While sub-zero rates have been a reality for years in Europe and Japan, the U.S. Federal Reserve has consistently opposed them, citing uncertain efficacy and potential damage to the financial system. Some Singapore investors are similarly concerned that steps taken elsewhere may not work for the tiny island nation.
“Negative interest rates would be very detrimental in Singapore given the country’s stock market has high exposure to financials,” said Nader Naeimi, the head of dynamic markets at AMP Capital Investors Ltd. in Sydney.
Naeimi believes that in Japan and Europe, negative rates have crimped bank margins, broken a key channel for the transmission of monetary policy and caused bearish phases in the stock market.
The dive below zero also has some silver lining. Singapore stock gauges contain many property stocks, especially real estate investment trusts, which “generally perform well in a low interest rate environment,” said Joel Ng, an analyst at KGI Securities (Singapore).

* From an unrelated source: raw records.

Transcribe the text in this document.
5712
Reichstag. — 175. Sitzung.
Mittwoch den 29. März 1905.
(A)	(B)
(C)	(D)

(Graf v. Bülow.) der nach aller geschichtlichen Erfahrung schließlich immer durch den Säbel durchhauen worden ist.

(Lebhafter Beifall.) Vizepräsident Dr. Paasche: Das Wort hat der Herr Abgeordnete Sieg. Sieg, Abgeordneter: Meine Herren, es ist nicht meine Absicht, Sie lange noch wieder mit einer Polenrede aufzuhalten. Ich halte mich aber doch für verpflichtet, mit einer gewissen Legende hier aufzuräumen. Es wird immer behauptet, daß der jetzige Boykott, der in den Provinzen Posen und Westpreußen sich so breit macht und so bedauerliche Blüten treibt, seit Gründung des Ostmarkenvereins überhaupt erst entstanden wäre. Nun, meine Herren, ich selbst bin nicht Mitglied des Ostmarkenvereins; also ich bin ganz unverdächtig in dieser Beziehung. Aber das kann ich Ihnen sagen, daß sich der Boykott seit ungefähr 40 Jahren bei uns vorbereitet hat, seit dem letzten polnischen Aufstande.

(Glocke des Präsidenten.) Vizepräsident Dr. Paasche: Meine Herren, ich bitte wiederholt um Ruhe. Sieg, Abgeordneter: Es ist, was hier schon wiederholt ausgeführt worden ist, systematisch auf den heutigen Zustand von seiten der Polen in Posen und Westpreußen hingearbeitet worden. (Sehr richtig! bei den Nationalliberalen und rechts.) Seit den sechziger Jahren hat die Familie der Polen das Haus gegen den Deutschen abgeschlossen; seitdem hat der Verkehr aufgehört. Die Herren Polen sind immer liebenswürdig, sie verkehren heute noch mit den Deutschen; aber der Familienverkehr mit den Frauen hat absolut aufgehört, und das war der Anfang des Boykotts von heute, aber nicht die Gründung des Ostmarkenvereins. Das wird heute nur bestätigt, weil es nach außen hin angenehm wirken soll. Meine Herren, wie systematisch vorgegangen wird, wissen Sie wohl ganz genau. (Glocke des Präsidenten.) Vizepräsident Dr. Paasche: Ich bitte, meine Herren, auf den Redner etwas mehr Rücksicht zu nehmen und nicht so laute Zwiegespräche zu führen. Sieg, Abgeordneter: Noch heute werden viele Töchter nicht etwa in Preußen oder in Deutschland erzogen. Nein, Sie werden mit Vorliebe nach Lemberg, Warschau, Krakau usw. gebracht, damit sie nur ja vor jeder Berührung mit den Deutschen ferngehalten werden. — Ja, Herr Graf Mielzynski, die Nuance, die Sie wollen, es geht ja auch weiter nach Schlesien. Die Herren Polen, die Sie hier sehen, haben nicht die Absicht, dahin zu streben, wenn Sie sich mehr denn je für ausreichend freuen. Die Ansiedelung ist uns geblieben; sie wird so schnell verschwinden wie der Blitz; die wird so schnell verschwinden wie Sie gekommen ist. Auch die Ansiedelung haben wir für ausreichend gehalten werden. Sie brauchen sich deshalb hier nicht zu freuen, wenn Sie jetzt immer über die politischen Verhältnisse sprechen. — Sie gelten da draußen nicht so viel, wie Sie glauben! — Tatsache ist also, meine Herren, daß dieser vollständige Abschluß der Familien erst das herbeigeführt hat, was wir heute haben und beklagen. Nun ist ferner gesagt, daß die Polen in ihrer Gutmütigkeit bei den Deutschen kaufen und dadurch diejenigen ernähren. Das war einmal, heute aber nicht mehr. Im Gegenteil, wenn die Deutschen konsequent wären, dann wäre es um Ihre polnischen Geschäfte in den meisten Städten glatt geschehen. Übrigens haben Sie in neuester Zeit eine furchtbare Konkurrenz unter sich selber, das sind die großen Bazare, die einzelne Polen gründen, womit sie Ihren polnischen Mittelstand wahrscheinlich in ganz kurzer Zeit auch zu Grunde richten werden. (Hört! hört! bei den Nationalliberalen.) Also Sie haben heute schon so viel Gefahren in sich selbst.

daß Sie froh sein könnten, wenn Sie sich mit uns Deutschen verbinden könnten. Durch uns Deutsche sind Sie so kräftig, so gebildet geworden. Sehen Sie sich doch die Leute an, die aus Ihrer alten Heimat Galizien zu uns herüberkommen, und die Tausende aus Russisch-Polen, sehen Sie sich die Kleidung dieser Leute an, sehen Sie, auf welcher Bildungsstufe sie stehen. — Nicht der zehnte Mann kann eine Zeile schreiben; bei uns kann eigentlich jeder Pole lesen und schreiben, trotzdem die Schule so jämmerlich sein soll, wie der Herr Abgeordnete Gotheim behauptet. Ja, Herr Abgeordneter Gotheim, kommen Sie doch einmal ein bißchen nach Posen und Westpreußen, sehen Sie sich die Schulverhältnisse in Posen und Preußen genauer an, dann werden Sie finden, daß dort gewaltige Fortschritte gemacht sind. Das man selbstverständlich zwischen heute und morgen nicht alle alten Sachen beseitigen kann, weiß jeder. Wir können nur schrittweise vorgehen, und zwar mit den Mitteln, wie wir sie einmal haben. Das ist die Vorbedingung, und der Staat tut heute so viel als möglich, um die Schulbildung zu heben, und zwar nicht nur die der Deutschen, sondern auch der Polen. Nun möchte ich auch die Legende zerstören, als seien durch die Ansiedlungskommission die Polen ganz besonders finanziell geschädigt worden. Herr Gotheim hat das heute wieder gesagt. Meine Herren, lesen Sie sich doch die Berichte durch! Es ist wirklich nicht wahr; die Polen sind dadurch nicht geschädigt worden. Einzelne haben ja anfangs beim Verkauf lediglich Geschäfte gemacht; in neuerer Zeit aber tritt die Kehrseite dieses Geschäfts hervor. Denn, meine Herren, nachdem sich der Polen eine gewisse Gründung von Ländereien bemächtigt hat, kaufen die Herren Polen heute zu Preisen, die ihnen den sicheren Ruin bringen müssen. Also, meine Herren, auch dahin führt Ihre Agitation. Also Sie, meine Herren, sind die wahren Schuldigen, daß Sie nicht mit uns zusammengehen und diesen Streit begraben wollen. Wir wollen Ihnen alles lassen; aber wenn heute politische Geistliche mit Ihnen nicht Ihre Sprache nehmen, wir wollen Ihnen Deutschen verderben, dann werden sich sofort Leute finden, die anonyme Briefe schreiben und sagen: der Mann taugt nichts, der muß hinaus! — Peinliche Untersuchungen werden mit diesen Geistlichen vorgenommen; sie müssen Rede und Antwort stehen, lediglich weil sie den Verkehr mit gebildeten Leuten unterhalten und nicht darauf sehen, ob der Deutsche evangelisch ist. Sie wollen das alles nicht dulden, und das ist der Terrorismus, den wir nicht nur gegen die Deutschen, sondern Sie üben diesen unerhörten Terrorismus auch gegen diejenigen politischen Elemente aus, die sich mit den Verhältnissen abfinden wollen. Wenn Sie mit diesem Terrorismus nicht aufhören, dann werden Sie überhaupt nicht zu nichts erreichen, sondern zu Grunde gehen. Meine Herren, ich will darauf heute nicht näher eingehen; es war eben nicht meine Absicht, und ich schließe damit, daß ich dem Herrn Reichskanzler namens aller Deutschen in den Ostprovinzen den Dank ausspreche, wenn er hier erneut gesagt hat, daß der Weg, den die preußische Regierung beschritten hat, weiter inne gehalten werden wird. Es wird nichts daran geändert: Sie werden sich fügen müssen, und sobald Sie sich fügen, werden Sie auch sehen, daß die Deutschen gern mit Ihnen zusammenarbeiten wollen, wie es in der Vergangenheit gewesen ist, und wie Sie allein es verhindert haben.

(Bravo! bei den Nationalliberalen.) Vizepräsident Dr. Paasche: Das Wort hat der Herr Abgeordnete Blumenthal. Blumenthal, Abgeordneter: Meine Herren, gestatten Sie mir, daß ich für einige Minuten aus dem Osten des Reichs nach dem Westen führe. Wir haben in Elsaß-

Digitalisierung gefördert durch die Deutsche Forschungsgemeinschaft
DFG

Singapore is starting to reopen its economy from a pandemic lockdown, even as it races to contain the outbreak among thousands of foreign workers. Containment will be the key issue for share prices, said Paul Sandhu, head of multi-asset quant solutions and client advisory for Asia Pacific at BNP Paribas Asset Management.
The Straits Times Index is down about 20% this year and is trading near a record-low valuation of less than 0.9 times book value. Meanwhile, the US$700 million (S$981.8 million) SPDR Straits Times Index ETF is seeing record inflows as stimulus and cheap valuation embolden investors.